Ah lighten up, it's a 2 year old not a baby dragon. They're in a zoo. Put her in a pram and walk round or give her some toys and snacks in a corner.

TheHateIsNotGood · 10/12/2024 23:09

If you work at a zoo, then I guess you've got to be present, WFH just isn't an option. As a long-term SM all I can say is that whilst quite a few Mners have the ability/work contracts to declare all the righteous rights that can be 'bestowed' in a working circumstance; the majority still have a shit load of mountain to climb.

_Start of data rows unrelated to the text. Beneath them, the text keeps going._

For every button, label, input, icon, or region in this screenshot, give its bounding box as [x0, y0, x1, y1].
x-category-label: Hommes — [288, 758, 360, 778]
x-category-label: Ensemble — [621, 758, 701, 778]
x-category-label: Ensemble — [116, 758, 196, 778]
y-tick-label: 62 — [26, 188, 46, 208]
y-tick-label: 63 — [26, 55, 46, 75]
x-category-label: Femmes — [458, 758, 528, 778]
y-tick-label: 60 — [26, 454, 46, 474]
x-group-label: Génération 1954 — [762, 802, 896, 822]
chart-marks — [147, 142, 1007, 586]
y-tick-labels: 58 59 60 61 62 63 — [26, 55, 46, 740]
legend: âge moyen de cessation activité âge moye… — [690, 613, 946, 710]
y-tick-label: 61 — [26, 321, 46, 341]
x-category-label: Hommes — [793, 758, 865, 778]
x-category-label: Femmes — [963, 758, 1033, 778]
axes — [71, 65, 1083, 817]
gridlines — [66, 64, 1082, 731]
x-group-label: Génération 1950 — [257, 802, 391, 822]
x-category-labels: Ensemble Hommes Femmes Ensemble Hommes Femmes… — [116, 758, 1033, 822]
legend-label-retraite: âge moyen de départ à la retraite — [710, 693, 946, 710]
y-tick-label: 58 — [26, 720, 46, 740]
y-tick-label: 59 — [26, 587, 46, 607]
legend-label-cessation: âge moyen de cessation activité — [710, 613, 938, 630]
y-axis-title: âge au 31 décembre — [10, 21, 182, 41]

And that's before you even factor in being a lone parent, no rellys to help out nor a wage that can easily hire in help. Tiz the way OP and it's a mound of shit to get through merely by dint of giving birth. Most of us have been sold a 'lemon' thinking that it's all so different now.

With no other alternative you can always turn up to work with your toddler in tow just don't expect to be graciously welcomed and appreciated whilst arguing your rights as someone who gave birth. You already know that's true, the red carpet would be rolled out if you gave birth to a panda or an elephant, giving birth to a human just doesn't cut the mustard.

rebelrun · 10/12/2024 23:10

You will have to take emergency leave unless you can ask one of the other nursery families to help?
For future support, I would start building up
your emergency contingency plan e.g find and use some local babysitters to build a rappor, ask the nursery staff if they offer private babysitting etc do a few favours for other parents and keep them in the bag. These years are tough and DC will have lots of odd days where they can’t go to nursery or school.

Pandasnacks · 10/12/2024 23:11

Is your DDs dad not in the picture?

IceCreamMum · 10/12/2024 23:11

MuddyPawsIndoors · 10/12/2024 23:08

I can’t ask him as he’s not answering his phone and he won’t see my email until tomorrow morning when it will be too late anyway.

If you've got his phone number, you'll have sent him a text message surely?

Which he'll obviously read way before his emails.

If he says no then you'll just have to stay home like many parents 🤷‍♀️

Yes I’ve sent him a WhatsApp but he’s not seen it yet and he’s not normally the best at replying quickly either. It sometimes takes him over a day to see WhatsApp messages from anyone, not just me.